HARIAN MERAPI - 'Bende Penantang' peninggalan zaman perang Diponegoro kini tersimpan di rumah Wardoyo, warga Kretek Borobudur.
Lantaran pada zaman Perang Diponegoro dulu bende tersebut digunakan sebagai sarana untuk menantang perang, sampai saat ini bende tersebut gema suaranya memiliki aura panas yang bisa membakar emosi orang untuk berperang atau berkelahi.
Mungkin, bende tersebut memang diisi kekuatan supranatural yang bersifat panas, yang pada zaman dahulu mampu membakar semangat para perajurit Pangeran Diponegoro dalam menghadapi musuh.
Wardoyo tidak menjelaskan, laku ritual apa yang harus dilakukannya dalam merawat Bende Penantang tersebut.
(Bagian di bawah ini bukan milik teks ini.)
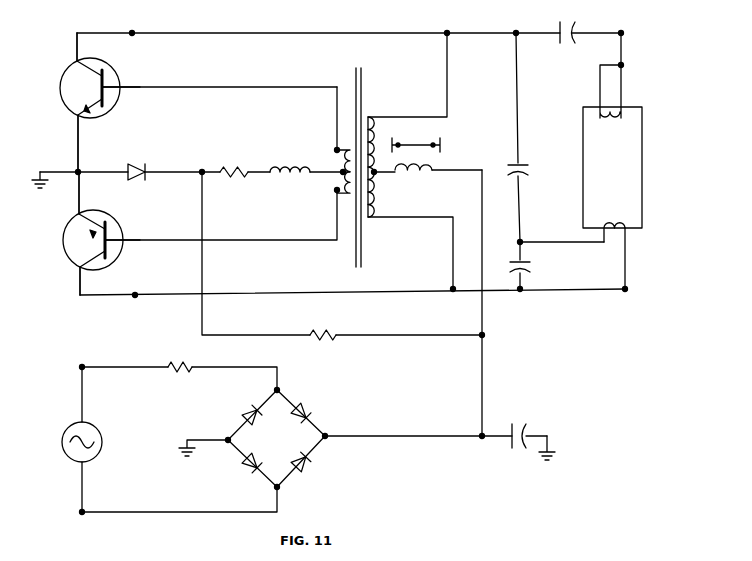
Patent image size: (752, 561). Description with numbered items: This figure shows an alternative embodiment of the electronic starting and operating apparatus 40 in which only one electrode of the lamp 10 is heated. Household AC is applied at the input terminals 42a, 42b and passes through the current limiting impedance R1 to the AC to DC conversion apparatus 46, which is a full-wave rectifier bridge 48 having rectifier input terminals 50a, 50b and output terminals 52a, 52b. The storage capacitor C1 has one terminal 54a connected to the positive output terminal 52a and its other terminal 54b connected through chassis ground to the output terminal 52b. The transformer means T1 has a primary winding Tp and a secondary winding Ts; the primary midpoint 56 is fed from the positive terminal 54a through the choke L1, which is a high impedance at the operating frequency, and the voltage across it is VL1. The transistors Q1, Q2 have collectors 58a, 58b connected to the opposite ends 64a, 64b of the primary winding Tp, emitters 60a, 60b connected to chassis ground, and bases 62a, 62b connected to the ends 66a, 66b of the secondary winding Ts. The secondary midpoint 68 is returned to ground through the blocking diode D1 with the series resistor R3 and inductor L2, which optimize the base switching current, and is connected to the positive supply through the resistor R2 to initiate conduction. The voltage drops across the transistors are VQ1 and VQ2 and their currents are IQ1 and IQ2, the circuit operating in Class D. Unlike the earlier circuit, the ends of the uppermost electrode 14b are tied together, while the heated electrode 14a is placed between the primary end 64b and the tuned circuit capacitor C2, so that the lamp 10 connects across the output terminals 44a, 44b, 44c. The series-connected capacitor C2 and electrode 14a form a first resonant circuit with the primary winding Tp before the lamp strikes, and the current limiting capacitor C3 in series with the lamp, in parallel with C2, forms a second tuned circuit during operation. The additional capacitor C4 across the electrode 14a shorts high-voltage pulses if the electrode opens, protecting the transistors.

The electronic starting and operating apparatus 40 is at (280, 21).
The lamp 10 is at (665, 174).
The lamp electrode 14a is at (618, 212).
The uppermost electrode 14b is at (614, 124).
The input terminal 42a is at (84, 362).
The input terminal 42b is at (84, 518).
The apparatus output terminal 44a is at (622, 28).
The apparatus output terminal 44b is at (620, 294).
The apparatus output terminal 44c is at (522, 238).
The AC to DC conversion apparatus 46 is at (303, 435).
The full-wave rectifier bridge 48 is at (284, 440).
The rectifier input terminal 50a is at (280, 388).
The rectifier input terminal 50b is at (272, 490).
The positive output terminal 52a is at (330, 436).
The rectifier output terminal 52b is at (222, 436).
The storage capacitor terminal 54a is at (480, 432).
The storage capacitor terminal 54b is at (548, 432).
The primary winding midpoint 56 is at (380, 176).
The collector 58a is at (70, 72).
The collector 58b is at (70, 262).
The emitter 60a is at (67, 108).
The emitter 60b is at (67, 226).
The base 62a is at (118, 96).
The base 62b is at (117, 232).
The primary winding end 64a is at (450, 28).
The primary winding end 64b is at (455, 294).
The secondary winding end 66a is at (336, 140).
The secondary winding end 66b is at (336, 198).
The secondary winding midpoint 68 is at (340, 176).
The transistor Q1 is at (92, 126).
The transistor Q2 is at (90, 206).
The blocking diode D1 is at (136, 168).
The current limiting impedance R1 is at (174, 362).
The resistor R2 is at (322, 330).
The resistor R3 is at (224, 167).
The choke L1 is at (430, 172).
The inductor L2 is at (270, 180).
The storage capacitor C1 is at (516, 458).
The tuned circuit capacitor C2 is at (530, 172).
The current limiting capacitor C3 is at (563, 22).
The additional capacitor C4 is at (532, 268).
The transformer means T1 is at (358, 68).
The primary winding Tp is at (376, 198).
The secondary winding Ts is at (334, 160).
The voltage drop across Q1 VQ1 is at (125, 24).
The voltage drop across Q2 VQ2 is at (135, 310).
The current through Q1 IQ1 is at (128, 57).
The current through Q2 IQ2 is at (138, 279).
The voltage across L1 VL1 is at (432, 140).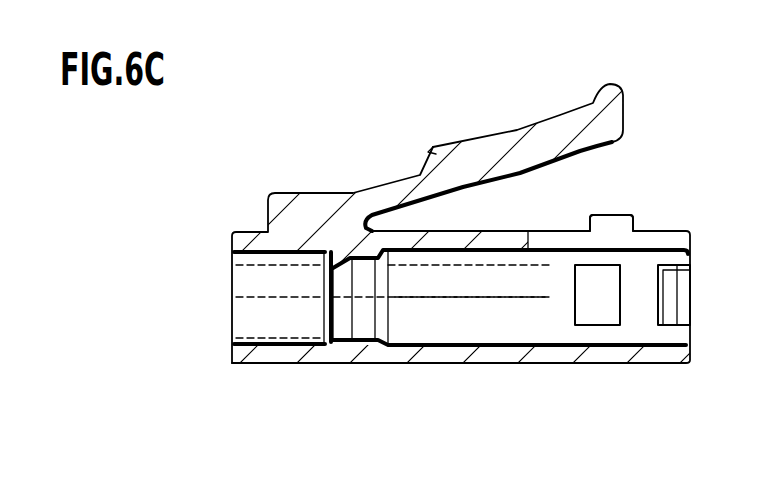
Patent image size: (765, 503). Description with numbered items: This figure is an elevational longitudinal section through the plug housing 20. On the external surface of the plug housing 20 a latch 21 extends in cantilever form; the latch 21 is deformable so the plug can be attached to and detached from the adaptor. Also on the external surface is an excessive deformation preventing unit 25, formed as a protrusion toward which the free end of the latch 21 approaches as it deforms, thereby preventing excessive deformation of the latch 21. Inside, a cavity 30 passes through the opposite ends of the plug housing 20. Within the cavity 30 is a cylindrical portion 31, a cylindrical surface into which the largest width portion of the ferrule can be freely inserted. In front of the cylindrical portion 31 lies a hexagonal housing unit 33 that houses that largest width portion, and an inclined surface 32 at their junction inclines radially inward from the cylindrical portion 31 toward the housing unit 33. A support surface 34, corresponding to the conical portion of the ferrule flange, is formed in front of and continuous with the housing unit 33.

The plug housing 20 is at (655, 174).
The latch 21 is at (545, 125).
The excessive deformation preventing unit 25 is at (613, 212).
The cavity 30 is at (443, 371).
The cylindrical portion 31 is at (471, 367).
The inclined surface 32 is at (391, 344).
The housing unit 33 is at (360, 340).
The support surface 34 is at (340, 333).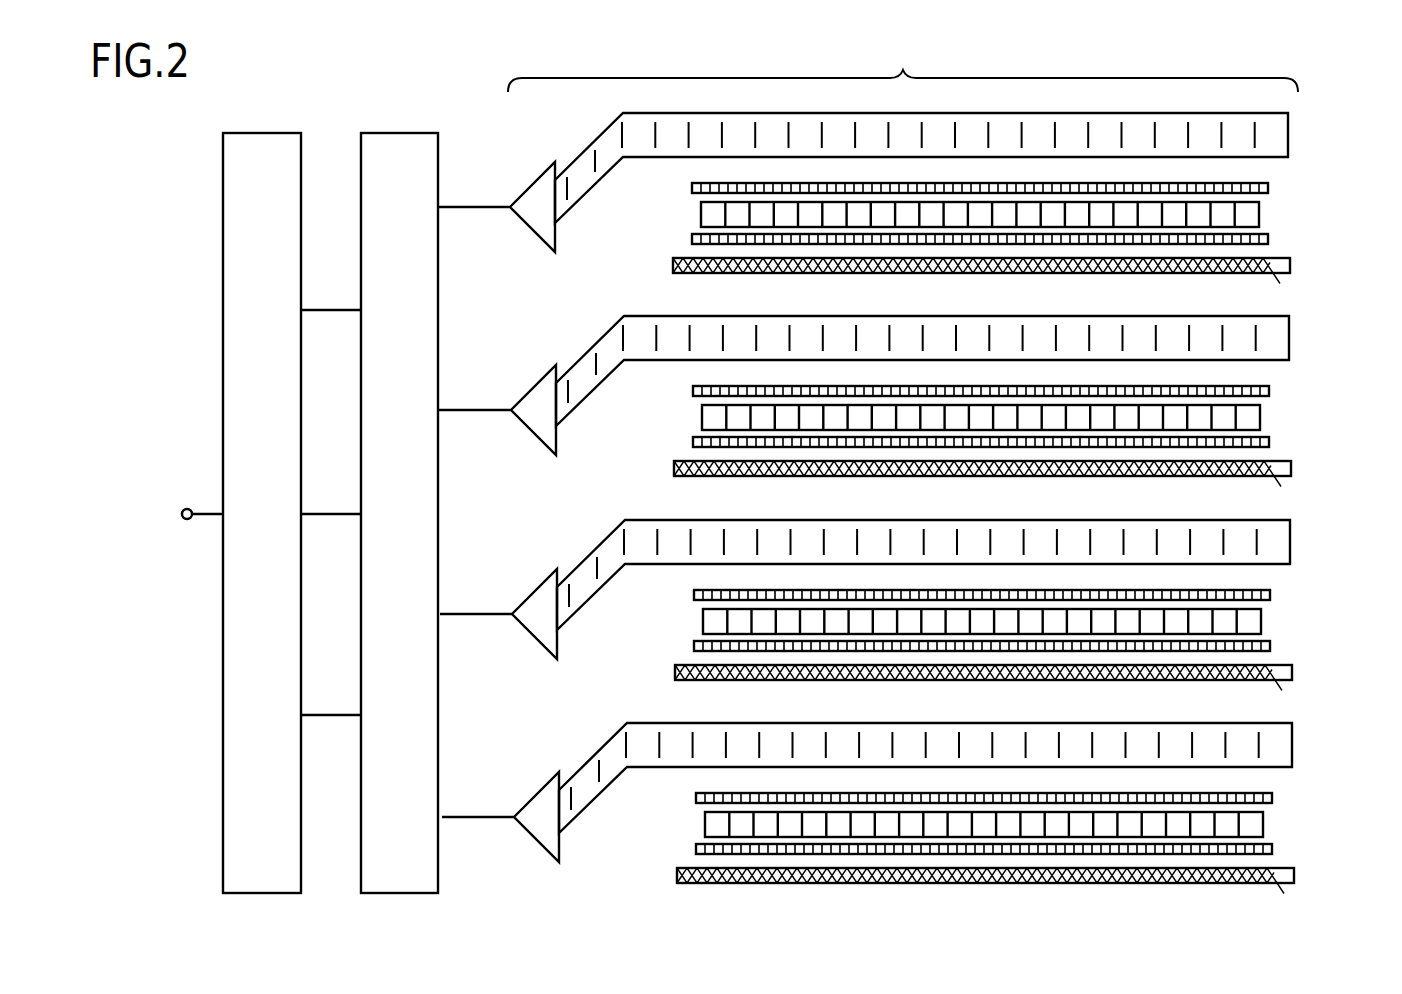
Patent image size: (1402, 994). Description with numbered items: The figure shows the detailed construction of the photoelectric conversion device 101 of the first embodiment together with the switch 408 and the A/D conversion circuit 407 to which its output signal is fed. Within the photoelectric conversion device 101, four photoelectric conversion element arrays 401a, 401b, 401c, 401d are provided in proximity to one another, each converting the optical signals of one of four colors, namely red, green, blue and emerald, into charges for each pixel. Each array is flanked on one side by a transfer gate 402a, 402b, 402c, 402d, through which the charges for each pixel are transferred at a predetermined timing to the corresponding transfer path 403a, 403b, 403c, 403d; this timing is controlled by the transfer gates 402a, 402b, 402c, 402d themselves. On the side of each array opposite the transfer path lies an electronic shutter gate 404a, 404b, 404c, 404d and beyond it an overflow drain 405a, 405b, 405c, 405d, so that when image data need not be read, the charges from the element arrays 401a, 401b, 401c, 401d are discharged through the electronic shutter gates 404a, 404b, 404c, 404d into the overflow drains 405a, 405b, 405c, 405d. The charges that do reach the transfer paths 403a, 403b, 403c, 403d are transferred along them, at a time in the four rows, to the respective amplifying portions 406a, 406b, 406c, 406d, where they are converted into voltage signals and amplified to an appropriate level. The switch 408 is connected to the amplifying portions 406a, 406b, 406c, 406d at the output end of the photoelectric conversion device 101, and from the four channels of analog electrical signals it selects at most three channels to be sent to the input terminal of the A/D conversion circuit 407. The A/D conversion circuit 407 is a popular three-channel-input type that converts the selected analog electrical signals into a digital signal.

The photoelectric conversion device 101 is at (903, 66).
The A/D conversion circuit 407 is at (263, 133).
The switch 408 is at (401, 133).
The amplifying portion 406a is at (528, 189).
The amplifying portion 406b is at (497, 393).
The amplifying portion 406c is at (498, 597).
The amplifying portion 406d is at (500, 800).
The transfer path 403a is at (1289, 128).
The transfer path 403b is at (967, 371).
The transfer path 403c is at (967, 575).
The transfer path 403d is at (970, 778).
The transfer gate 402a is at (1269, 189).
The transfer gate 402b is at (1024, 380).
The transfer gate 402c is at (1024, 584).
The transfer gate 402d is at (1027, 787).
The photoelectric conversion element array 401a is at (1260, 214).
The photoelectric conversion element array 401b is at (1027, 414).
The photoelectric conversion element array 401c is at (1027, 618).
The photoelectric conversion element array 401d is at (1030, 821).
The electronic shutter gate 404a is at (1269, 240).
The electronic shutter gate 404b is at (1025, 443).
The electronic shutter gate 404c is at (1025, 647).
The electronic shutter gate 404d is at (1028, 850).
The overflow drain 405a is at (1291, 266).
The overflow drain 405b is at (1026, 474).
The overflow drain 405c is at (1026, 678).
The overflow drain 405d is at (1029, 881).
Daerah sekitar Borobudur dan lereng Pegunungan Menoreh pada masa Perang Diponegoro merupakan ajang perang gerilya laskar Pangeran Diponegoro.
Sehingga serdadu penjajah Belanda sangat memperhatikan setiap gerak-gerik perajurit Pangeran Diponegoro.
Dalammenghadapi gerilyawan laskar Pangeran Diponegoro, serdadu Belanda menerapkan taktik perang Benteng Stelsel.
Taktik ini dengan mempersempit ruang gerak perajurit Pangeran Diponegoro dengan mendirikan pos-pos pengawasan dan benteng-benteng.
Bukti dari kesiapsiagaan serdadu penjajah Belanda dalam mengawasi lasykar Pangeran Diponegoro adalah dengan mendirikan sebuah Pos Gardu Pengawasan di desa Ringinputih, wilayah Borobudur.
Gardu ini sampai sekarang masih berdiri dan berada di tepi jalan jurusan Borobudur – Salaman.
Dan di dusun Beteng wilayah Salaman ada sisa sisa benteng peninggalan jaman Perang Diponegoro.
Di samping bende, Wardoyo, seorang pensiunan guru SMP, juga menyimpan senjata tradisional gada galih asem.